Pranker: Yeah hello, it's me again, the manager told me to call back. Pranker: Yeah, thank- thank you for the, you know. Alright.Įmployee3: Alright, thank you very much for uh, calling Abdul. I'll look at the video and find out who was over there. and be like you know, "Yes, I was touched in the ballsack but, silver lining, I have like a $50 shopping spree for us".Įmployee3: Well for protocol, that's what I have to do first. Pranker: Yeah I know man but like, my wife, she kicked me out of the house, so I want to be able to come back inside. Pranker: Ten dollars? Come on man, I feel like people charge like 100-200 dollars for this types-Įmployee3: Well one, I gotta find out who it is. Like, what can you do- you tell me, right?Įmployee3: Uhm, the most I'll give you is a $10 gift card for the trouble. Pranker: Like a shopping spree, like, I don't know. Pranker: So, on the lighter note, since you are like the manager, big boss man, you think you can give me like a- COUPON or something? "Are you like a very sweet white lady, very cute?" and she says "Yes", so I think it was her.Įmployee3: I'll find out who it is and I'll make sure that they don't ever do that again. Pranker: I- yeah as I said it was ike a very sweet white lady very cute right? And then I asked the lady on the phone. and she was very pissed off, she wants to divorce me, so like it's ruining my life.Įmployee3: I'd- I'd be completely violated too! Pranker: I feel like a little bit violated you know, like I got a little excited downstairs, I told my wife about it. Pranker: Yeah hello Da- I was having a conversation here, a second ago. Pranker: Yeah but are you a very sweet, beautiful white lady? Pranker: She- essentially like- essentially like CUPS MY BALLSACK and my shawarma downstairs right?Įmployee2: Okay, okay uh- It wasn't me because I don't remember any of that.

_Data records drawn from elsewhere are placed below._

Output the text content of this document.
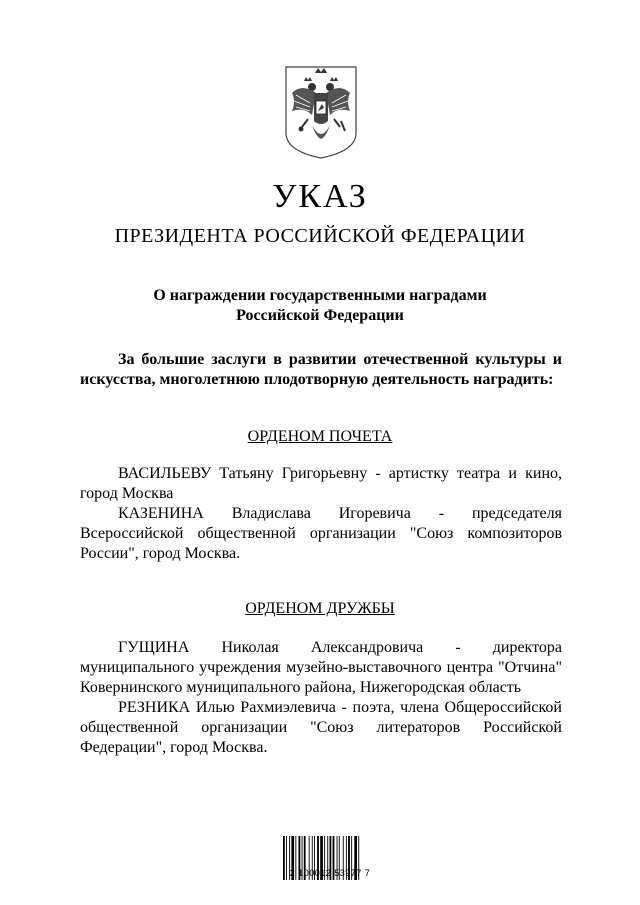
УКАЗ
ПРЕЗИДЕНТА РОССИЙСКОЙ ФЕДЕРАЦИИ
О награждении государственными наградами
Российской Федерации
За большие заслуги в развитии отечественной культуры и искусства, многолетнюю плодотворную деятельность наградить:
ОРДЕНОМ ПОЧЕТА
ВАСИЛЬЕВУ Татьяну Григорьевну - артистку театра и кино, город Москва
КАЗЕНИНА Владислава Игоревича - председателя Всероссийской общественной организации "Союз композиторов России", город Москва.
ОРДЕНОМ ДРУЖБЫ
ГУЩИНА Николая Александровича - директора муниципального учреждения музейно-выставочного центра "Отчина" Ковернинского муниципального района, Нижегородская область
РЕЗНИКА Илью Рахмиэлевича - поэта, члена Общероссийской общественной организации "Союз литераторов Российской Федерации", город Москва.
2 100012 53977 7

But like, I was there yesterday and I was trying some swimming trunks in the fitting room. Pranker: Yeah, I'm okay like, are you the department for the fitting room area? Pranker: Do you have a phone in the- in the fitting room, like is there somebody there right now?Įmployee: Uhm, let me check, I'ma transfer you over there, okay? Pranker: You wouldn't want somebody cupping your ballsack. and readjust my shawarma downstairs.Įmployee: Okay, uhm, I'm gonna try to help you out, because I understand where you're coming from.

prank phone calls walmart

and personal and you know, she essentially tries to like, raise my pants, cup the ballsack. Pranker: So she's wrapping her hands around me like, going around, you know, standing behind me very up close. and then she comes inside with me and she says "Oh no, you have to just loosen it up a little bit". I was putting it on, I pull the string, I tell her "Yeah I think it's not good, I need another size" Pranker: Yeah, you see like, I went there in the fitting room to try on the trunks, and you know. You know, I had like the bad experience with Walmart, I wanted to talk with somebody about it.

prank phone calls walmart

Lost Granny Prank - Left Alone At Walmart!įunny Walmart Prank - Bathroom Prank Videos

prank phone calls walmart

#Prank phone calls walmart free

In this crazy prank call on Walmart, I told them Abdo was GROPED in their fitting room by one of their own employees!! When Abdo tried to get a free shopping trip as compensation for the humiliation he endured, the employees were less than willing to help him out! Should Abdo call more stores to see how they react to a groping story like this one? Tell me what you thought of the prank in the comments below! “Yeah the least you could do is like take me out to dinner first.”.“Yes, I was touched in the ballsack but, silver lining, I have like a $50 shopping spree for us.”.“She essentially tries to like, raise my pants, cup the ballsack, and readjust my shawarma downstairs.”.